Crate llama_cpp

Source
Expand description

High-level bindings to llama.cpp’s C API, providing a predictable, safe, and high-performance medium for interacting with Large Language Models (LLMs) on consumer-grade hardware.

Along with llama.cpp, this crate is still in an early state, and breaking changes may occur between versions. The high-level API, however, is fairly settled on.

To get started, create a LlamaModel and a LlamaSession:

use llama_cpp::{LlamaModel, LlamaParams, SessionParams};
use llama_cpp::standard_sampler::StandardSampler;

// Create a model from anything that implements `AsRef<Path>`:
let model = LlamaModel::load_from_file("path_to_model.gguf", LlamaParams::default()).expect("Could not load model");

// A `LlamaModel` holds the weights shared across many _sessions_; while your model may be
// several gigabytes large, a session is typically a few dozen to a hundred megabytes!
let mut ctx = model.create_session(SessionParams::default()).expect("Failed to create session");

// You can feed anything that implements `AsRef<[u8]>` into the model's context.
ctx.advance_context("This is the story of a man named Stanley.").unwrap();

// LLMs are typically used to predict the next word in a sequence. Let's generate some tokens!
let max_tokens = 1024;
let mut decoded_tokens = 0;

// `ctx.start_completing_with` creates a worker thread that generates tokens. When the completion
// handle is dropped, tokens stop generating!

let mut completions = ctx.start_completing_with(StandardSampler::default(), 1024).into_strings();

for completion in completions {
    print!("{completion}");
    let _ = io::stdout().flush();

    decoded_tokens += 1;

    if decoded_tokens > max_tokens {
        break;
    }
}

§Dependencies

This crate depends on (and builds atop) llama_cpp_sys, and builds llama.cpp from source. You’ll need at least libclang and a C/C++ toolchain (clang is preferred). See llama_cpp_sys for more details.

The bundled GGML and llama.cpp binaries are statically linked by default, and their logs are re-routed through tracing instead of stderr. If you’re getting stuck, setting up tracing for more debug information should be at the top of your troubleshooting list!

§Undefined Behavior / Panic Safety

It should be impossible to trigger undefined behavior from this crate, and any UB is considered a critical bug. UB triggered downstream in llama.cpp or ggml should have issues filed and mirrored in llama_cpp-rs’s issue tracker.

While panics are considered less critical, this crate should never panic, and any panic should be considered a bug. We don’t want your control flow!

§Building

Keep in mind that llama.cpp is very computationally heavy, meaning standard debug builds (running just cargo build/cargo run) will suffer greatly from the lack of optimisations. Therefore, unless debugging is really necessary, it is highly recommended to build and run using Cargo’s --release flag.
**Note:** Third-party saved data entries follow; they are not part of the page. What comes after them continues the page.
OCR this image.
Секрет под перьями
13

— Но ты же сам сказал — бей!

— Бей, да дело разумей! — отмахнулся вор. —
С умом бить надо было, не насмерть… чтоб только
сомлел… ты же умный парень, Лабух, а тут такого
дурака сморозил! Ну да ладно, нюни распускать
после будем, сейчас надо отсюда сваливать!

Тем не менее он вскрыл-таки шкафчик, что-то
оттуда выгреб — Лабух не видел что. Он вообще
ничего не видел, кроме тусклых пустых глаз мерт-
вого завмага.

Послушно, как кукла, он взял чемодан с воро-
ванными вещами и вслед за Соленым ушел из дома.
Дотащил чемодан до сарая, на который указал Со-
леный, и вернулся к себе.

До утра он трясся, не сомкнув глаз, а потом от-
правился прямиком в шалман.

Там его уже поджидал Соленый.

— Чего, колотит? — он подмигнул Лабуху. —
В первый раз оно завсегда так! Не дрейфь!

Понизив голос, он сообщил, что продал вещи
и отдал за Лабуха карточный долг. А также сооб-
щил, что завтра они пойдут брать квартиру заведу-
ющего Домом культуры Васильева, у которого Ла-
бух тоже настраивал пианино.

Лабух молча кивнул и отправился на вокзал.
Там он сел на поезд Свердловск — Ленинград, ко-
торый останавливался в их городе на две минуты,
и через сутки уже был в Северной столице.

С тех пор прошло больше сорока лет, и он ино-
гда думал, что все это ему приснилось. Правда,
§Minimum Stable Rust Version (MSRV) Policy

This crates supports Rust 1.73.0 and above.

§License

MIT or Apache 2.0 (the “Rust” license), at your option.

Modules§

grammar
The grammar module contains the grammar parser and the grammar struct.
standard_sampler
The standard sampler implementation.

Structs§

CompletionHandle
A handle (and channel) to an ongoing completion job on an off thread.
EmbeddingsParams
Embeddings inference specific parameters.
LlamaInternalError
An error that occurred on the other side of the C FFI boundary.
LlamaModel
A llama.cpp model.
LlamaParams
Parameters for llama.
LlamaSession
An evaluation session for a llama.cpp model.
ResourceUsage
Memory requirements for something.
SessionParams
Session-specific parameters.
Token
A single token produced or consumed by a LlamaModel, without its associated context.
TokensToBytes
A wrapper struct around an iterator or stream of tokens, yielding Vec<u8> byte pieces for each token.
TokensToStrings
A wrapper struct around a CompletionHandle, yielding String tokens for each byte piece of the model’s output.

Enums§

CacheType
The type of key or value in the cache.
LlamaContextError
An error raised while advancing the context in a LlamaSession.
LlamaLoadError
An error raised while loading a llama.cpp model.
LlamaTokenizationError
An error raised while tokenizing some input for a model.
PoolingType
whether to pool (sum) embedding results by sequence id (ignored if no pooling layer)
RopeScaling
A rope scaling type.
SplitMode
A policy to split the model across multiple GPUs

Traits§

Sampler
Something which selects a Token from the distribution output by a LlamaModel.